1. "Luminance" Bishop, California
Huge, beautiful granite block sitting on the east side of the Sierra Nevada mountain range. Beginning on an obvious start, overhanging with friendly holds, consistently difficult, tall, committing and exciting.

2. "Molunk" Brione Switzerland
Perfect granite edges spaced perfectly apart on gorgeous stone with a flat landing.

3. "Tilt Shift" Red Rocks, Nevada
A tall, free-standing boulder on a red and tan cliffside yielding sandstone rails with a physically challenging, technical intro section leading up to a foot-cutting dyno and a heady mantle.

4. "Heart of Darkness" Yosemite Valley, California
Three huge moves between Yosemite granite edges. (Climber: Dave Mason.)

5. "Nine Lives" Chattanooga, Tennessee
A long, power-endurance climb starting on a jug, moving through crimpy sandstone rails with a middle deadpoint and a casual top-out.

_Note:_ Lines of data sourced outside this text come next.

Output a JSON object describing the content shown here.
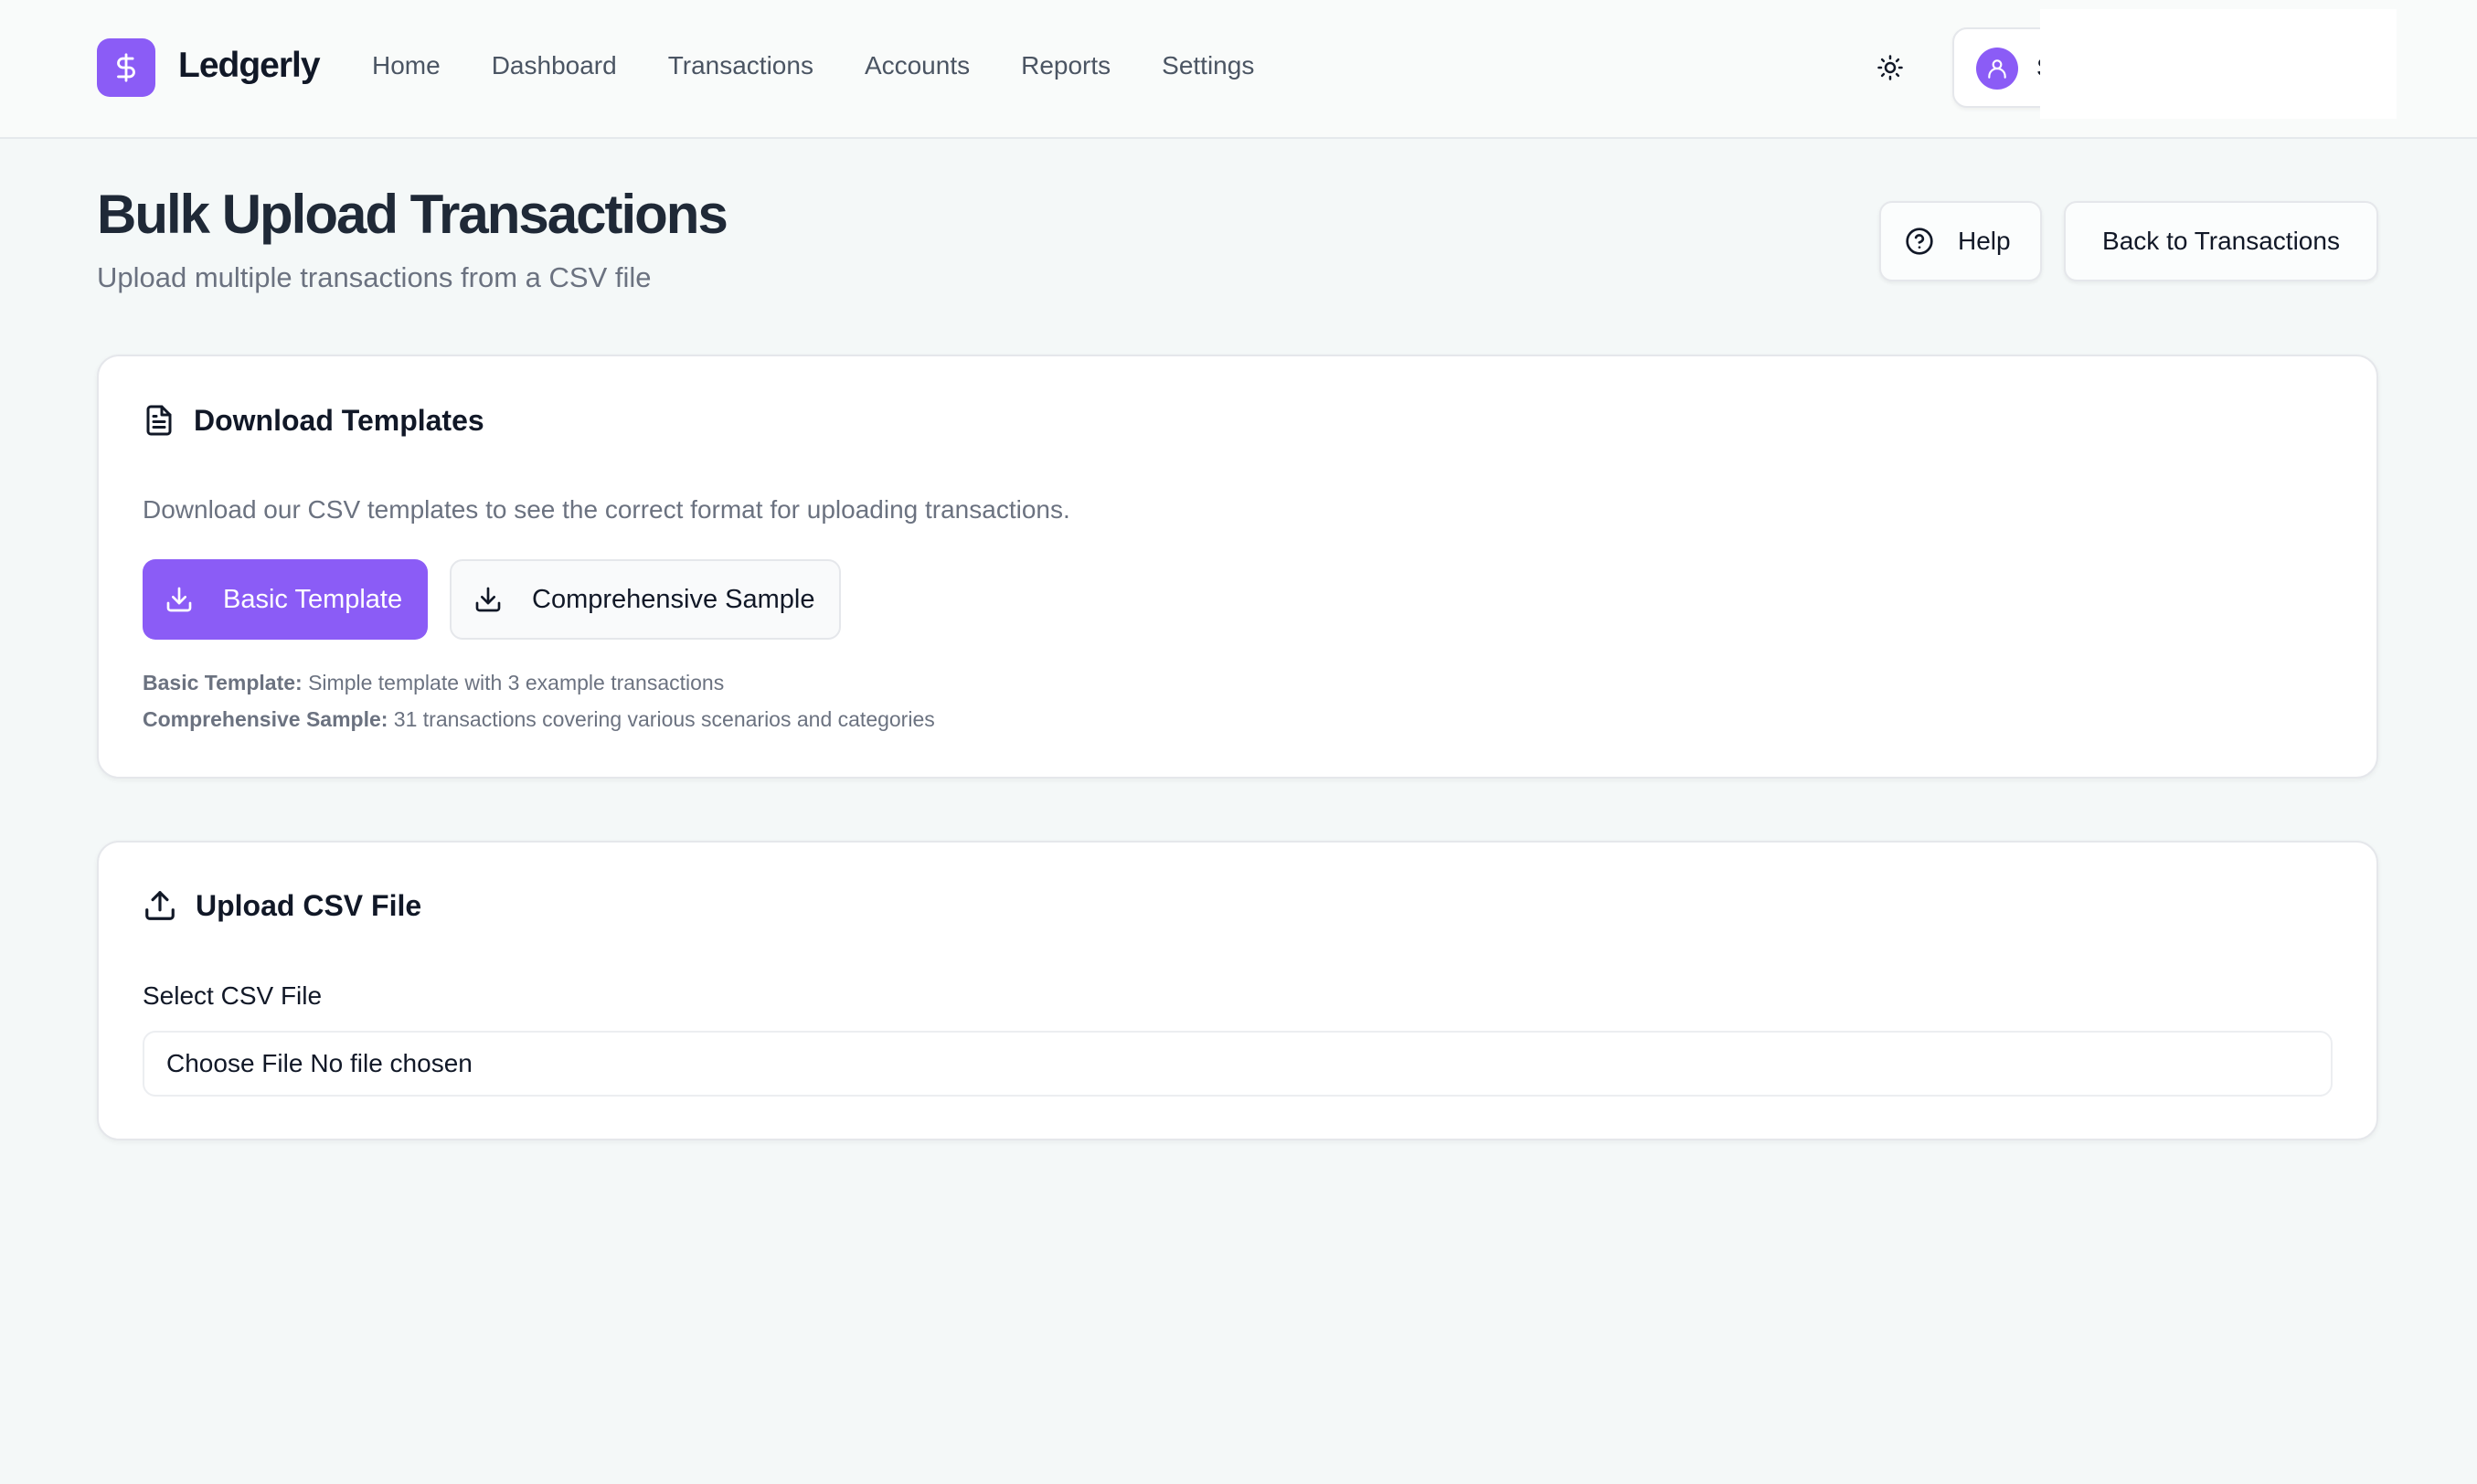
{
  "header": {
    "brand": "Ledgerly",
    "logo_icon": "dollar-icon",
    "nav": [
      "Home",
      "Dashboard",
      "Transactions",
      "Accounts",
      "Reports",
      "Settings"
    ],
    "theme_icon": "sun-icon",
    "user_initial": "S"
  },
  "page": {
    "title": "Bulk Upload Transactions",
    "subtitle": "Upload multiple transactions from a CSV file",
    "help_label": "Help",
    "back_label": "Back to Transactions"
  },
  "templates_card": {
    "title": "Download Templates",
    "description": "Download our CSV templates to see the correct format for uploading transactions.",
    "basic_button": "Basic Template",
    "comprehensive_button": "Comprehensive Sample",
    "notes": [
      {
        "term": "Basic Template:",
        "text": " Simple template with 3 example transactions"
      },
      {
        "term": "Comprehensive Sample:",
        "text": " 31 transactions covering various scenarios and categories"
      }
    ]
  },
  "upload_card": {
    "title": "Upload CSV File",
    "field_label": "Select CSV File",
    "choose_label": "Choose File",
    "file_status": "No file chosen"
  },
  "colors": {
    "accent": "#8b5cf6",
    "background": "#f4f8f8"
  }
}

There you have it; my most beloved climbs at the V9 level. I'm open to suggestions of honorable mentions, I'm always looking to fatten up this list...

22 March 2014

The End

It looks like the season of #siegingtheswarm is over in Bishop. I'm watching the weather from Vegas and keeping my fingers crossed for a random cold front to roll through, but as of now I have emotionally checked out. It really wore on me to be so close to sending, and then gradually do worse and worse on it each day that went by. My assumption is that I was so focused on trying this one specific project that I got tunnel vision. I worked the same two moves over and over again for two months and didn't try anything else and it ultimately made me weaker. There were two days where I fell off after the crux; I was doing it! I should have sent! And every time after that I walked up there I felt pressured and anxious that I would blow it or feel off. I got in my own head and psyched myself out. No bueno! I've learned so much through this process. I'm going to have fun climbing again, enjoy living in Las Vegas, maybe train a little, and go back in the fall and give her hell.